Qualche giorno fa entrando nel mio paese, Carpino, ho avuto un colpo al cuore. Sono spariti i fichi d’india!
Sarà che ho uno spirito romantico o che l’età va avanti, sarà che sono un nostalgico dei segni del passato, delle “cose vecchie”, ma tant’è.
Insomma, una delle immagini che da sempre ha caratterizzato l’ingresso di Carpino è scomparsa, annientata, kaput!
Quella fila infinita di fichi d’india accoglieva e salutava i visitatori, lasciandoli sorpresi per la vista particolare e quel cartello “Carpino” che vi spuntava in mezzo. Pensate che la vista dei fichi d’india era spesso citata negli incipit degli articoli di giornale, o copertina di foto e video-reportage realizzati da coloro che approdavano, casualmente e non, a Carpino.
Ma è necessario andare più a fondo.
E’ stato distrutto un elemento identitario del paesaggio e della cultura agro-pastorale di Carpino, un elemento testimone dei tempi in cui attorno ai campi si piantavano piante da frutto per il sostentamento.
![](https://www.retegargano.it/wp-content/uploads/2022/03/fichi-dindia-carpino-1.jpg)
Probabilmente un’identità di cui si ha vergogna, che si vuole nascondere perché ora arriva la modernità: proprio accanto è stato realizzato un eliporto e sta per essere ultimato il terminal autobus (in campagna e lontano dal paese, sarà necessaria una navetta).
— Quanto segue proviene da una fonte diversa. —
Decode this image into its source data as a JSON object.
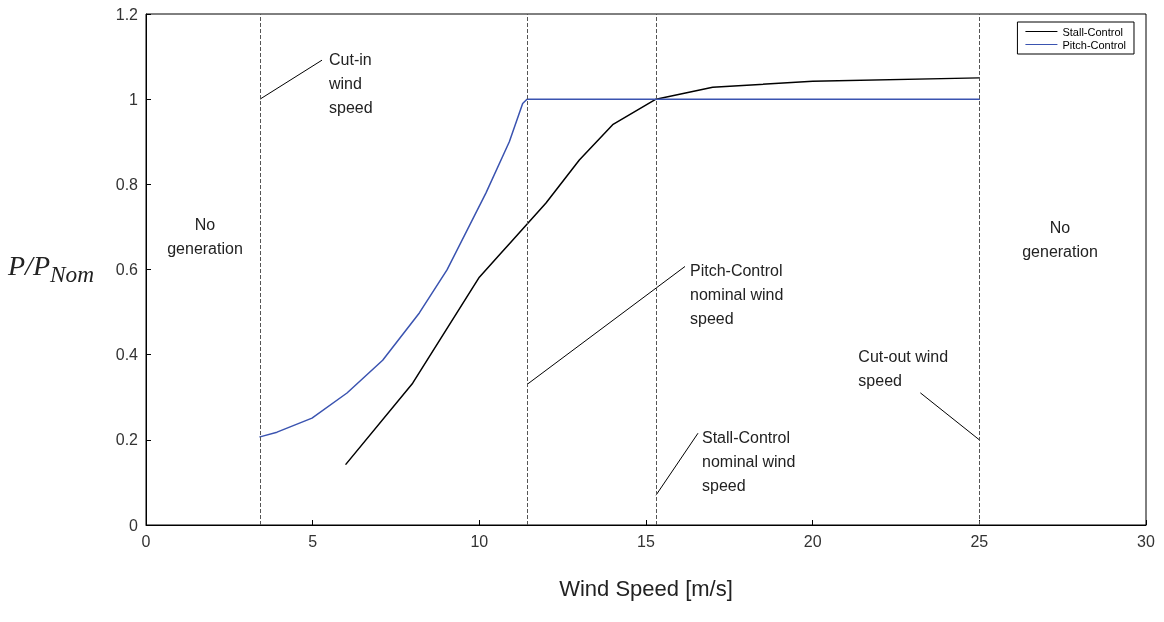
{
  "chart_data": {
    "type": "line",
    "xlabel": "Wind Speed [m/s]",
    "ylabel": "P/P$_{Nom}$",
    "xlim": [
      0,
      30
    ],
    "xticks": [
      0,
      5,
      10,
      15,
      20,
      25,
      30
    ],
    "ylim": [
      0,
      1.2
    ],
    "yticks": [
      0,
      0.2,
      0.4,
      0.6,
      0.8,
      1,
      1.2
    ],
    "grid": false,
    "legend": "top right",
    "marker": "none",
    "line_style": "solid",
    "series": [
      {
        "name": "Stall-Control",
        "color": "#000000",
        "x": [
          6,
          8,
          10,
          12,
          13,
          14,
          15.3,
          17,
          20,
          25
        ],
        "values": [
          0.143,
          0.333,
          0.582,
          0.756,
          0.857,
          0.94,
          1.0,
          1.028,
          1.042,
          1.05
        ]
      },
      {
        "name": "Pitch-Control",
        "color": "#3a53b0",
        "x": [
          3.42,
          3.93,
          4.98,
          6.03,
          7.1,
          8.2,
          9.03,
          10.2,
          10.9,
          11.3,
          11.43,
          15,
          20,
          25
        ],
        "values": [
          0.207,
          0.218,
          0.251,
          0.31,
          0.387,
          0.498,
          0.599,
          0.78,
          0.9,
          0.99,
          1.0,
          1.0,
          1.0,
          1.0
        ]
      }
    ],
    "ref_lines": [
      {
        "axis": "x",
        "value": 3.42,
        "color": "#555555",
        "line_style": "dashed"
      },
      {
        "axis": "x",
        "value": 11.43,
        "color": "#555555",
        "line_style": "dashed"
      },
      {
        "axis": "x",
        "value": 15.3,
        "color": "#555555",
        "line_style": "dashed"
      },
      {
        "axis": "x",
        "value": 25,
        "color": "#555555",
        "line_style": "dashed"
      }
    ],
    "annotations": [
      "No generation",
      {
        "text": "Cut-in wind speed",
        "x": 3.42,
        "y": 1.0
      },
      {
        "text": "Pitch-Control nominal wind speed",
        "x": 11.43,
        "y": 0.33
      },
      {
        "text": "Stall-Control nominal wind speed",
        "x": 15.3,
        "y": 0.07
      },
      {
        "text": "Cut-out wind speed",
        "x": 25,
        "y": 0.2
      },
      "No generation"
    ]
  }
}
Che poi, a voler essere complottisti e paranoici, sembra una precisa strategia di annientamento dell’identità carpinese: scompare il festival, “qualcuno” si porta via i cantori anziani, le vie del centro storico vengono piastrellate di orribili pietre (le chiamano scorze), ci mancavano i fichi d’india.
Scherzi a parte, mi si dirà che era necessario realizzare il marciapiedi per collegare la zona al paese, che questo è il progresso, che bisognava aumentare la sicurezza della strada, che Carpino, finalmente e dopo tanti anni di abbandono, ha visto il realizzarsi di tante opere necessarie etc. etc.
Ma io sono romantico, che ci volete fare…e pensare che nemmeno mi piacciono i fichi d’india!
Intanto conto sulle dita di una mano quelli della classe ’88 rimasti in paese.